At the same time, the Constitutional Court has removed Berlusconi's prime ministerial and parliamentary immunity for him to stand trial on three counts of bribery, including one involving the British lawyer David Mills. In all cases, the magistrates have requested "fast-track" trial procedures, which is a story in itself. In Italy there are currently nine and a half million  trials pending.

David Gilmour deftly guides us through all the upheavals, and twists and turns of a similar nature in the Italian past. This makes the book an ideal travelling companion, particularly for those trying to get to grips with the mysteries of Italy for the first time. It provides a very good summary of the best contemporary writing about the subject, particularly by English and American historians and commentators.

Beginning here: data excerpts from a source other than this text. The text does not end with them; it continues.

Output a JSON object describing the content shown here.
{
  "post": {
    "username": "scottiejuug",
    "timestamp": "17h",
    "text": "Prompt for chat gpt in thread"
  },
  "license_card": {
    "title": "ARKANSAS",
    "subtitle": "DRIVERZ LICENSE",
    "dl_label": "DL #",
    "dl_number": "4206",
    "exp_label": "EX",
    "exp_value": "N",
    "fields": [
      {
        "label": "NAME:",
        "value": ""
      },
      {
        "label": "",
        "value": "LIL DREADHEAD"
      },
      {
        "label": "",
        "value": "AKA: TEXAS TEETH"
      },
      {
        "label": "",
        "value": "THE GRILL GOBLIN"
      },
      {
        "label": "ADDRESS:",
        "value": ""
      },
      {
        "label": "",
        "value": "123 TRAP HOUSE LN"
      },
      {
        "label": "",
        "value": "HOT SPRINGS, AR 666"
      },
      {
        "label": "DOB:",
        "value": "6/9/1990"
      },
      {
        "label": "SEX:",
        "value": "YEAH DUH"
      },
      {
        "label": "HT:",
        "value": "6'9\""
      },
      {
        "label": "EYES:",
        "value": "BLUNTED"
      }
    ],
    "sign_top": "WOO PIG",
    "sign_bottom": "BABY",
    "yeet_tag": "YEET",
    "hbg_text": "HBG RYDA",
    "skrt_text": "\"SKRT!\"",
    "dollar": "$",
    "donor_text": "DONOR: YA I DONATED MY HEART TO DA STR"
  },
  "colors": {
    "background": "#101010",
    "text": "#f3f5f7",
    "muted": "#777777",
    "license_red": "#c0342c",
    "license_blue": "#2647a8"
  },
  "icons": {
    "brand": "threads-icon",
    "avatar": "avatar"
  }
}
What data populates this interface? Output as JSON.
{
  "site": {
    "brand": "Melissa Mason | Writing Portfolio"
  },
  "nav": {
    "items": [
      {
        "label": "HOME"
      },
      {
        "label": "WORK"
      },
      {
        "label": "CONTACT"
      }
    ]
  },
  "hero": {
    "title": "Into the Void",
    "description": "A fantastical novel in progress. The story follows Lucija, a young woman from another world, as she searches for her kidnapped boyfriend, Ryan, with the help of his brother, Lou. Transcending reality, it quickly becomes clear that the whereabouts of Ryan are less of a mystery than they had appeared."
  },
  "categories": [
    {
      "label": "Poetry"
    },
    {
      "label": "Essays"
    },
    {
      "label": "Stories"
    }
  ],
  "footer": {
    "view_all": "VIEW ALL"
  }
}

Any compendium account such as this is bound to be selective, but it is when the book turns from history to assessing the present day, the Italy of journalism, that the touch is less sure. Severe judgment is meted out on the standards and behaviour of Italian politicians and officials, and the corruption and chaos in environmental and urban planning, and rightly so. But pretty soon the glass, bottle and fiasco become more than half empty. The judgment is too severe, too transalpine and Anglo-Saxon.

In the end he has to explain the success, why Italy survives and why so much of Italian thinking and creating is so much admired. The last few pages rather unoriginally conclude that the winning ingredients are the failure of Italy as a unified state, and the strength of local loyalties and rivalry, or campanilismo, and the strength of the family — with only a superficial glance at both.